“Great Night Moth had escaped because he had been adopted by the chief of Taaoa, while his father was hunting the children in the forest.”

“That is horrible, horrible!” said Le Brunnec. “Maybe this Great Night Moth could not but be bad with such a father. All these chiefs, the hereditary ones, are rotten. Their children are often insane. They have degenerated. After the whalers came and gave them whiskey, and the traders absinthe and drugs, they learned the vices of the white man, which are worse for them than for us.”

“Do you think the eating of men began by the ave one, the famine?” I put the question to Many Pieces of Tattooing, who was about to leave the store with Great Night Moth.
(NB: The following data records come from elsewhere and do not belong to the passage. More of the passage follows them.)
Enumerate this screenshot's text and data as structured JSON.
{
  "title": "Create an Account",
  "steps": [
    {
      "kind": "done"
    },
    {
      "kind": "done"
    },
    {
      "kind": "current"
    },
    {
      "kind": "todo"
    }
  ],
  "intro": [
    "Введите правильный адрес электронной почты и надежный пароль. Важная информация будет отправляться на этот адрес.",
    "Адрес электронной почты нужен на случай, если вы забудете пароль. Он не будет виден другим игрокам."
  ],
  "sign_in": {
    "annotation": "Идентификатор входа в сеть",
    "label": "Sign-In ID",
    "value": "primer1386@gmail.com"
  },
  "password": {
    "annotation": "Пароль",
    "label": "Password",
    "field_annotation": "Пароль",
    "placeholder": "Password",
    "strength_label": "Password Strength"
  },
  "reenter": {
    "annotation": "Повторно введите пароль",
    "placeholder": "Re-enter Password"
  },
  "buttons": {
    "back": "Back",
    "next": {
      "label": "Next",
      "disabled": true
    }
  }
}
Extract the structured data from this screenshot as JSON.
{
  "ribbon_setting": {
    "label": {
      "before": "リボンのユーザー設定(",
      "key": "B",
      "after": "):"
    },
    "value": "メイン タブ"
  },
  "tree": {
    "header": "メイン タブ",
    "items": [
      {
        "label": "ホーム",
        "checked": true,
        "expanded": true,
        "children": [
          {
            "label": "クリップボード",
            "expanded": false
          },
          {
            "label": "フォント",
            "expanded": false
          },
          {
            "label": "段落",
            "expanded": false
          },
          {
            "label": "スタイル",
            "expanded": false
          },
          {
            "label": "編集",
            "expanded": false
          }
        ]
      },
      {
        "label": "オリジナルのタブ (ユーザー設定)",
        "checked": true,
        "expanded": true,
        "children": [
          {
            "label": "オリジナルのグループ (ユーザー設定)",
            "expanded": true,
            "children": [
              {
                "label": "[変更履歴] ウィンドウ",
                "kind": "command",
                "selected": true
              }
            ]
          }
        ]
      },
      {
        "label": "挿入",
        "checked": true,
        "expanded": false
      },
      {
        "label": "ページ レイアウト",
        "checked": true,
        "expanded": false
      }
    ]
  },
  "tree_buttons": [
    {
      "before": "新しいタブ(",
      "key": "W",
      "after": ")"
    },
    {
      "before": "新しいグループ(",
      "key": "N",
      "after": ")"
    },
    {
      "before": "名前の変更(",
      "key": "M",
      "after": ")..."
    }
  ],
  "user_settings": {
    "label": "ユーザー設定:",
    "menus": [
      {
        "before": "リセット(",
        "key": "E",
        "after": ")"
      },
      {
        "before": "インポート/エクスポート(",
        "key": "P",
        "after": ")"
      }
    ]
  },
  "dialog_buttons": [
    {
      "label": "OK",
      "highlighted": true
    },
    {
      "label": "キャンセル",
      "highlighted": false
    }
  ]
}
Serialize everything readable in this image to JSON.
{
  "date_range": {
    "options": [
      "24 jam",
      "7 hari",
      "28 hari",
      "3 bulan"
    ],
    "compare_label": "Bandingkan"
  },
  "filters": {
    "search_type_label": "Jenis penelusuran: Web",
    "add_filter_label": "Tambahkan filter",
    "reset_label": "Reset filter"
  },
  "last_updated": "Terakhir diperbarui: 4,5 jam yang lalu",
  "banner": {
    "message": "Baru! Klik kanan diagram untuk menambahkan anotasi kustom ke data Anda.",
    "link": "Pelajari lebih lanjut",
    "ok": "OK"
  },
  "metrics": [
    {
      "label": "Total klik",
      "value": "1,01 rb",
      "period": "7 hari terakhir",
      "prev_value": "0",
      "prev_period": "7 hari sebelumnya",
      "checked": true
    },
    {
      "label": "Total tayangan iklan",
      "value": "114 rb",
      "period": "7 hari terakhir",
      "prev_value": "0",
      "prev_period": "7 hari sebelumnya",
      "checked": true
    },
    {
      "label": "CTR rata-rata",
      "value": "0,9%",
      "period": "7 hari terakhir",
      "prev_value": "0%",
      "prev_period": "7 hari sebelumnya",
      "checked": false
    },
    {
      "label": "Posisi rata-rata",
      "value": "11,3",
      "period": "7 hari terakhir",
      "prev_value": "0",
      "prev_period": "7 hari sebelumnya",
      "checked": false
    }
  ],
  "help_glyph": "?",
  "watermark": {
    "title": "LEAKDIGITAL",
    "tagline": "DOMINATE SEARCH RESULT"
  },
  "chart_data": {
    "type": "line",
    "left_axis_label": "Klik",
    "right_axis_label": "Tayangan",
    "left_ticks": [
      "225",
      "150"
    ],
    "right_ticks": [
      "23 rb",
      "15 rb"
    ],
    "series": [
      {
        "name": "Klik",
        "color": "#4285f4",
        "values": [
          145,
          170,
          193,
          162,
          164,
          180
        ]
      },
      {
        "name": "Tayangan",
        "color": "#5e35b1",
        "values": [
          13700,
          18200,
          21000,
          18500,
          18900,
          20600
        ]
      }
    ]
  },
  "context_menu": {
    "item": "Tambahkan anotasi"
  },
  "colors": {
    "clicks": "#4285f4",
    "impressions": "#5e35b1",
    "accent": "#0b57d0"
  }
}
Ae, tiatohu! It is so,” he answered. “Our legends say that often in the many centuries we have remembered there have been years when food failed. It was in those times that they began to eat one another, and when food was plenty, they continued for revenge. They learned to like it. Human meat is good.”

“Ask the gentleman if he has himself enjoyed such feasts,” I urged Le Brunnec.

“I will not!” said the Frenchman, hastily. “Tavatini is a good customer. He has money on deposit with me. He eats biscuits and beef. He might be offended and buy of the Germans.”

Many Pieces of Tattooing nudged Great Night Moth, and they advanced to their horses, which were tied to the store building. The madman mounted with the ease of a cowboy, and they rode off at speed.

CHAPTER XXXVII

A visit to the hermit of Taha-Uka valley; the vengeance that made the Scallamera lepers; and the hatred of Mohuto.

Le Verogose, a Breton planter who lived in Taka-Uka Valley, was full of camaraderie, esteeming friendship a genuine tie, and given to many friendly impulses. He had a two-room cabin set high on the slope of the river bank, unadorned, but clean, and though his busy, hardworking days gave him little time for social intercourse, he occasionally invited me there to dinner with him and his wife.